Me dio lástima de ella. Pese a lo mal que lo había hecho mi propia madre, soltera, demasiado joven y demasiado ignorante, y lo loca que me volvía ahora con su dependencia de mí, yo nunca, jamás, había cuestionado su amor. Siempre había sabido que, a su manera absurda, impulsiva, poco fiable y rara, me quería. Había reconocido el orgullo en sus ojos cuando me veía con mis hijos, o cuando me veía obrar mi magia en el pelo de algún cliente, aunque no entendiera mis métodos ni compartiera mi autodeterminación. Por supuesto, mi madre me había decepcionado muchas veces, pero jamás como la suya le había fallado a la señorita Isabelle.
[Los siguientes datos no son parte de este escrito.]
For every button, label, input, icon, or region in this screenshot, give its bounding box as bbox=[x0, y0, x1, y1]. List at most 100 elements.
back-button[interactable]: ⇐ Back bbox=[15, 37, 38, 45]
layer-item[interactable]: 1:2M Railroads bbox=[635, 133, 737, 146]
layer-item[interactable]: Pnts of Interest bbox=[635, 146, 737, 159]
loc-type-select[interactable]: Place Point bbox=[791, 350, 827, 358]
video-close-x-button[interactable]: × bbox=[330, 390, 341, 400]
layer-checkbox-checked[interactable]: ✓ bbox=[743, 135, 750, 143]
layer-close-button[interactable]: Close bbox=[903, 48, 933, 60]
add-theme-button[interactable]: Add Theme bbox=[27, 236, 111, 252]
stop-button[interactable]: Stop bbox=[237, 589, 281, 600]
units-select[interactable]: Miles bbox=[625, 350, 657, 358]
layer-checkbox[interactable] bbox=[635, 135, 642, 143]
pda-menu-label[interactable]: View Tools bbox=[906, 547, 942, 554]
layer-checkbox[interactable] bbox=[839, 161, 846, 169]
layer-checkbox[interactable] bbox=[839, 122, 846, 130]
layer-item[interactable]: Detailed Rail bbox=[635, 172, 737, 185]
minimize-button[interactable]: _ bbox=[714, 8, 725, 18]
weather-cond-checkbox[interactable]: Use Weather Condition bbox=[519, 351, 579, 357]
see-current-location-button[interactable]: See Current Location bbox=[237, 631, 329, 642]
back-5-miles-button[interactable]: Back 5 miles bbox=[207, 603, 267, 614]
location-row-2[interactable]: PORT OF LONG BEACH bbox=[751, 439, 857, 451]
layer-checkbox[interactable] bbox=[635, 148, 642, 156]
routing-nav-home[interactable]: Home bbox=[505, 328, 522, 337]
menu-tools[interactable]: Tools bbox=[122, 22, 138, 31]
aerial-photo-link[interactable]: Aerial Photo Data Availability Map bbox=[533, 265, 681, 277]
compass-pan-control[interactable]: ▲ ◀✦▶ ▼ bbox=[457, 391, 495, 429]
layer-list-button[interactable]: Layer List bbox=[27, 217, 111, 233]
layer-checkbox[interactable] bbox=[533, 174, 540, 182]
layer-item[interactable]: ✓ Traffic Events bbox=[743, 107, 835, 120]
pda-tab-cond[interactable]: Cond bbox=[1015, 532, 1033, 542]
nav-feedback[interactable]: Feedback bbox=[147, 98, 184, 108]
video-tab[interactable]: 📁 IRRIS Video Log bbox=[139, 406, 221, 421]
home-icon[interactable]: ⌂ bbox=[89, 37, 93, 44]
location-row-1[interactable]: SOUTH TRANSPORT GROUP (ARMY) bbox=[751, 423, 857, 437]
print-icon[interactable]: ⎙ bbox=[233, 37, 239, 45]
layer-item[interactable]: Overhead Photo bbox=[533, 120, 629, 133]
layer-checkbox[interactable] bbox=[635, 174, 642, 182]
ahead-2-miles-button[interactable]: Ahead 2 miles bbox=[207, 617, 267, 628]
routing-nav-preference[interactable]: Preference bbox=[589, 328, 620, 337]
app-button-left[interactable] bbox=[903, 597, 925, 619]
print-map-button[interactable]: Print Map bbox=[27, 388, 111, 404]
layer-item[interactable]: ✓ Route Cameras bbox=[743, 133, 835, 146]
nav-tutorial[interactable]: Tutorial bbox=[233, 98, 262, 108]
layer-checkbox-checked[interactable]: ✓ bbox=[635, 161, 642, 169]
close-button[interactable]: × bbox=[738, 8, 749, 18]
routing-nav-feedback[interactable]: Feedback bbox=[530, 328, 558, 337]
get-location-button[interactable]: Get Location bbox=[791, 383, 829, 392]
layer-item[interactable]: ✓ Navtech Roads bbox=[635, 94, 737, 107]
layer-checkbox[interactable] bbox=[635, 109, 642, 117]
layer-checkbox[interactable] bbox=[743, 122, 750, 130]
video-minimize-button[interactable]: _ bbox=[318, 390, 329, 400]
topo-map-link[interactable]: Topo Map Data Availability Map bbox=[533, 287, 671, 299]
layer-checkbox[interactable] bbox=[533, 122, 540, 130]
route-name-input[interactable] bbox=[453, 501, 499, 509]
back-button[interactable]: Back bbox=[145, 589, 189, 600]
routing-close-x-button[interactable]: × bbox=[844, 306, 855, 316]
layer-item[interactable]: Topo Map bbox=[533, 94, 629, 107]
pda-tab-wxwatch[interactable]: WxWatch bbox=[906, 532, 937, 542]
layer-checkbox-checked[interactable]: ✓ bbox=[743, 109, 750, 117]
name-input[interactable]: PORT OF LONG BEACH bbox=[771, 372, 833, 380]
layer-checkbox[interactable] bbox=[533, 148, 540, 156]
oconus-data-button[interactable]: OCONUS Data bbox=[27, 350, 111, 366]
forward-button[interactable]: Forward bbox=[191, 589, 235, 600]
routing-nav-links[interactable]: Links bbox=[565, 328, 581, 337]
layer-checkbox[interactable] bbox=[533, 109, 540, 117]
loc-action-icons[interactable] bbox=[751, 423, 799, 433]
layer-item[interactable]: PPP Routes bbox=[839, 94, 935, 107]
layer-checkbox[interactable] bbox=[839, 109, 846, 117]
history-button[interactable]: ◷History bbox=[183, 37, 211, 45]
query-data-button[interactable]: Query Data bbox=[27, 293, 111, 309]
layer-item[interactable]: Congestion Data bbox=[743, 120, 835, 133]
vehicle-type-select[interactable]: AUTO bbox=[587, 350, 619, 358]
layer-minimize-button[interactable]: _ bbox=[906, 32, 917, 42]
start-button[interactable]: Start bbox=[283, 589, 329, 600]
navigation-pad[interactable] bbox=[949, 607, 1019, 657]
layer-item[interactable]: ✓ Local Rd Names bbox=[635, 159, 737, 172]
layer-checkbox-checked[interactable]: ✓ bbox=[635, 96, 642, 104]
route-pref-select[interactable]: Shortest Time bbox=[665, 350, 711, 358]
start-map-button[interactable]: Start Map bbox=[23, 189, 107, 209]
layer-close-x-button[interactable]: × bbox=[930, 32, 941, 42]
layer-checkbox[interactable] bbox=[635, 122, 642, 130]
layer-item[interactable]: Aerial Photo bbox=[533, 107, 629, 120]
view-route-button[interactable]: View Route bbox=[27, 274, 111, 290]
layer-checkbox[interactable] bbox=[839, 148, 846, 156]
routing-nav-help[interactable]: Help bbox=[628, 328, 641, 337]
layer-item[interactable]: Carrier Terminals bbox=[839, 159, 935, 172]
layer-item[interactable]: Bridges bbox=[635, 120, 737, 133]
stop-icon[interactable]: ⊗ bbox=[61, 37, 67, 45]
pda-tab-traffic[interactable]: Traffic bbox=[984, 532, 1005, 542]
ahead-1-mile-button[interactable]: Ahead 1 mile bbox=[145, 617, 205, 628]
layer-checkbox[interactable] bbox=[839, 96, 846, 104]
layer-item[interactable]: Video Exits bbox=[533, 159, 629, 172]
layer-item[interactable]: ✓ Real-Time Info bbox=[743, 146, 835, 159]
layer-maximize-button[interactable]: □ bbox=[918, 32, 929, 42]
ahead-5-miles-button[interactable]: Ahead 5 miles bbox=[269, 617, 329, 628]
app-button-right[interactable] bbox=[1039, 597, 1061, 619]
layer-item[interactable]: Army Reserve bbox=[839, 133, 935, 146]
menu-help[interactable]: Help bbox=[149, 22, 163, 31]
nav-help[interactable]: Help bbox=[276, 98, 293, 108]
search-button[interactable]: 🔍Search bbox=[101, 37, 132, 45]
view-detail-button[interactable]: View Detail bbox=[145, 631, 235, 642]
Al frente y hacia el este, en el horizonte ahora visible, una serie de puentes cubría el río Ohio, mientras que los rascacielos se alzaban en masa al otro lado, creando la ilusión de que íbamos a cruzar a una isla, aunque, después de haber estudiado el mapa por el camino, sabía que no era así.

Los ojos de la señorita Isabelle se llenaron de algo que me costó identificar; como una de esas pelotas de gomas elásticas, de distintas texturas y colores, todas mezcladas, las emociones que recogía su mirada eran una maraña.

Por fin habíamos llegado a Cincinnati.

La ciudad de las siete colinas, decía la señorita Isabelle que la llamaban, aunque, al contarlas, hubiera más de siete.